The next wave of fixed-income ETFs from iShares will take the middle ground when it comes to active versus passive ETFs.
BlackRock Inc.'s exchange-traded-fund arm has two fixed-income ETFs in the works that will not track underlying indexes, which makes them technically actively managed, according to the Securities and Exchange Commission. Instead, they will use a rules-based methodology, meaning portfolio managers won't actively pick bonds, according to a prospectus filed with the SEC. Although the ETFs will not track an index, and the exact rules the fund will follow are not disclosed in the initial filing, the funds will still disclose holdings daily.

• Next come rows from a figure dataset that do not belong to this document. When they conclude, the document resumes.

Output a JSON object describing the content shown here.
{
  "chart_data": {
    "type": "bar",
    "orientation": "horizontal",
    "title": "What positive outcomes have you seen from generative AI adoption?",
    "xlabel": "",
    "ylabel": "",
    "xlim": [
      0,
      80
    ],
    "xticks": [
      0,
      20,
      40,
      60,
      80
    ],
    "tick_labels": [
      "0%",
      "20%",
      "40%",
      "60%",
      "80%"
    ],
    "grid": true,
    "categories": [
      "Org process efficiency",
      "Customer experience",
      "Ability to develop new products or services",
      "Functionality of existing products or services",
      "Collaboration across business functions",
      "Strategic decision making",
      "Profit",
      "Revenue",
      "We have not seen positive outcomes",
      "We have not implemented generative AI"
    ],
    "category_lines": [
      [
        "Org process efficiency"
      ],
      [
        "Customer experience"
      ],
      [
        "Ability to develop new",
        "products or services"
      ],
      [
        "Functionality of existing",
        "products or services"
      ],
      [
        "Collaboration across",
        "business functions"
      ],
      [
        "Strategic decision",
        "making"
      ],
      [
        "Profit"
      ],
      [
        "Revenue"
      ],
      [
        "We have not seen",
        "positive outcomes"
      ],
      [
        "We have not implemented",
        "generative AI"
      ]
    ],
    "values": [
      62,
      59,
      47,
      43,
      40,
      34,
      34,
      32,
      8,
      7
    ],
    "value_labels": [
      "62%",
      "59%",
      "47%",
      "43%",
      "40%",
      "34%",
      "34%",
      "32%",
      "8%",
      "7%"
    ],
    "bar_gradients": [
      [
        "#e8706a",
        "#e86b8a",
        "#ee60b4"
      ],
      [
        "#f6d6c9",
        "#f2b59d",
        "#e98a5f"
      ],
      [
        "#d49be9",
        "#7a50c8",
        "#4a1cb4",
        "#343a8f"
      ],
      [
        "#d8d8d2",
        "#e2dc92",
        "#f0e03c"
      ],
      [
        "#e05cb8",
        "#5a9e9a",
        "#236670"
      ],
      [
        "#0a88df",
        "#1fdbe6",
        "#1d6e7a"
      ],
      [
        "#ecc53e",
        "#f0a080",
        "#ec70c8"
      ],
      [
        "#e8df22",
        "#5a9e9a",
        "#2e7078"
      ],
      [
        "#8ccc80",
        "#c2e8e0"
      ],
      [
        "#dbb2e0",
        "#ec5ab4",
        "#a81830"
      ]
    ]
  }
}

“There are different levels of active management,” said Timothy Strauts, fixed-income ETF analyst at Morningstar Inc. “It seems like they're trying to differentiate themselves from Bill Gross and his really active strategy by saying there will be rules the ETFs follow, but if you're going to follow the rules, why not just put it into an index?” he asked. Mr. Strauts said that Morningstar likely will classify the ETFs as active when they are launched, because they don't follow indexes.
Mr. Strauts mentions Mr. Gross because the Pacific Investment Management Co. LLC's co-founder put actively managed ETFs in the spotlight last week with the launch of the highly anticipated Pimco Total Return ETF (TRXT) and one of the upcoming iShares ETFs will be in direct competition with Pimco's biggest active ETF.
The iShares Ultrashort Bond Fund will focus on the investment opportunities between what money markets can invest in and the short-term Treasury market, similarly to the $1.4 billion Pimco Enhanced Short Maturity Strategy ETF (MINT), currently the largest actively managed ETF.
“MINT has been the most successful actively managed ETF, so clearly, there's a lot of demand for that type of strategy,” said Timothy Strauts, an ETF analyst at Morningstar.
The iShares Sovereign Screened Global Bond Fund will be the first ETF to include both developed and emerging-markets government debt in the same product. The holdings will be based on “a proprietary model that scores countries using a comprehensive list of relevant fiscal, financial and institutional metrics to assess sovereign credit risk,” according to a filing with the SEC.
The launch of the Pimco Total Return ETF (TRXT) and iShares' unveiling of its next fixed-income ETFs come at an ideal time, as fixed-income ETFs have never been more popular. Last year, investors poured $43 billion in new money into fixed-income ETFs, more than double the amount of inflows the products had in 2010, according to Morningstar
Christine Hudacko, spokeswoman for iShares, declined to comment while the ETFs are in registration.